I have essentially no sympathy for the government. This is a problem of their own creation. "Yes your honor, we failed our constitutional obligation to ensure criminal defendants have adequate representation but the correct remedy is we can hold these people in jail forever until we get around to fulfilling that obligation."

Maybe.

Alternately, the problem is that civilization is unravelling. The systems in place that work when incidents of crime similar are to Japan break down quickly when the incidents of crime approach that of Haiti. You can't scale a system of public defenders in response to exponential increases in criminality.
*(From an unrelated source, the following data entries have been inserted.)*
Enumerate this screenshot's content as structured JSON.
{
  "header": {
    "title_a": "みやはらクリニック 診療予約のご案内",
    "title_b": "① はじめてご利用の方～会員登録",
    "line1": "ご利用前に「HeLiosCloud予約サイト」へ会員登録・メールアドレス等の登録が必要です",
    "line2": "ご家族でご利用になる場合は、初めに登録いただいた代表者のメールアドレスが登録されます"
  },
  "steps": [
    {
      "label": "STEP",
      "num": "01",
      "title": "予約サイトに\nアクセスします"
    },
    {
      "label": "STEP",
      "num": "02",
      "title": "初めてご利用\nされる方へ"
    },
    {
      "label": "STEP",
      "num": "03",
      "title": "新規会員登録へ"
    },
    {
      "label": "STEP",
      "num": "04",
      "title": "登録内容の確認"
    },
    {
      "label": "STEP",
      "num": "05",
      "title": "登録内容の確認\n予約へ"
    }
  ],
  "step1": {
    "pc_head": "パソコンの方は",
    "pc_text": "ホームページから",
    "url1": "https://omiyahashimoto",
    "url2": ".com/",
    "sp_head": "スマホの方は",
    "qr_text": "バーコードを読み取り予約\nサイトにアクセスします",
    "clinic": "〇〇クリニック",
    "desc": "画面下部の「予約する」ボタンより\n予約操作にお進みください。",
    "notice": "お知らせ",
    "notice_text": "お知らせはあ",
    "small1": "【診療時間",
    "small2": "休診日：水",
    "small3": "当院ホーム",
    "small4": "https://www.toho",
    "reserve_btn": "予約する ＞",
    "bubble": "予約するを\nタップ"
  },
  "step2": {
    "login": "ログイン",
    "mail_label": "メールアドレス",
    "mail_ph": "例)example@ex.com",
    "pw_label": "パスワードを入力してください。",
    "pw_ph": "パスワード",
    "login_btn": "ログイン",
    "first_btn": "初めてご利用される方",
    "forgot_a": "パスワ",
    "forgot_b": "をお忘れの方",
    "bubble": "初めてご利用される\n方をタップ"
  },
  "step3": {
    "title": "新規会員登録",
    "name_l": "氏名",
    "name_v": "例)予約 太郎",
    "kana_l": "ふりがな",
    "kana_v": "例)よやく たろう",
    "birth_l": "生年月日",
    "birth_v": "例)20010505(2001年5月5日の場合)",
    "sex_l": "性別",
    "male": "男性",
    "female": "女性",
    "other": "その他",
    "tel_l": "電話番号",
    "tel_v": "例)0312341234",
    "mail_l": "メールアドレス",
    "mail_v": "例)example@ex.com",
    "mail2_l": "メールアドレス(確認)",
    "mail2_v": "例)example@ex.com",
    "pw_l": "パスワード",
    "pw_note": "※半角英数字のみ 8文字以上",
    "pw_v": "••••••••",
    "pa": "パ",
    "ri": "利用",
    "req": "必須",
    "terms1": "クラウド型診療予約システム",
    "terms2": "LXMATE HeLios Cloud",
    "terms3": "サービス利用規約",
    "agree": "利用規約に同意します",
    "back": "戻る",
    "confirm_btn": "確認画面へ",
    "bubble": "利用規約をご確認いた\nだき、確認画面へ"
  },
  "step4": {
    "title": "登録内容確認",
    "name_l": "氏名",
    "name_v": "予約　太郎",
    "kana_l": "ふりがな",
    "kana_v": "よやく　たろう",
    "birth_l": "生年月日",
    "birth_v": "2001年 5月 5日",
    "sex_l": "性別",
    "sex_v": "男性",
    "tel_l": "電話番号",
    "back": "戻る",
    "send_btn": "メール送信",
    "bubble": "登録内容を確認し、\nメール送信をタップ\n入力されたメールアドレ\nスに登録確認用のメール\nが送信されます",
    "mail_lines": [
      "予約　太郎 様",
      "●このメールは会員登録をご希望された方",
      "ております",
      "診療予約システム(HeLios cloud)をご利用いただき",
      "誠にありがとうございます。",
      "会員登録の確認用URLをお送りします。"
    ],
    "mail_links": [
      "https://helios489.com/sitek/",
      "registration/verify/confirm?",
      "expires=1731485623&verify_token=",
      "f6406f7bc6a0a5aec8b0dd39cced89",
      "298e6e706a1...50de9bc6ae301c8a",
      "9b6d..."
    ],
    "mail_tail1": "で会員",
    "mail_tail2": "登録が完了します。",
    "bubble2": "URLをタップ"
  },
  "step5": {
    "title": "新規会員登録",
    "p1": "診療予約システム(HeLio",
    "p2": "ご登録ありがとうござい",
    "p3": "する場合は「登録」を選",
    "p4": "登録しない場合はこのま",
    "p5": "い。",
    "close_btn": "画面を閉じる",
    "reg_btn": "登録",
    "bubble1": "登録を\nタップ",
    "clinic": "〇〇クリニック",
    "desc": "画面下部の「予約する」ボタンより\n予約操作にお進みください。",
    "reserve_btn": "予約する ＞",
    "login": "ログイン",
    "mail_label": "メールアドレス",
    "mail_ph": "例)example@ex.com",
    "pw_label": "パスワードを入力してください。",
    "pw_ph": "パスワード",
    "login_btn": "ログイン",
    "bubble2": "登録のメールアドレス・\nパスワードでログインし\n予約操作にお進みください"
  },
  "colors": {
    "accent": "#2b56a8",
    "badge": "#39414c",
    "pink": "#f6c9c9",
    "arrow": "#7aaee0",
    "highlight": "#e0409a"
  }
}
I looked up the county I grew up in old FBI statistics. There were 0 to 1 murders a year. These days it's over 100. Per capita it probably hasn't changed as much as that might imply as the population grew a lot. Even so, it began having some serious issues with crime that didn't come out in the wash of "per capita" hand waving.

It would be nice if we got a Bukele that would re-civilize our cities, but I'm pretty sure the felon, aspiring felon, and felon sympathetic demographic has just grown too strong. Can't think of any other reason so many cities have adopted policies of "decriminalizing" theft and lesser assaults.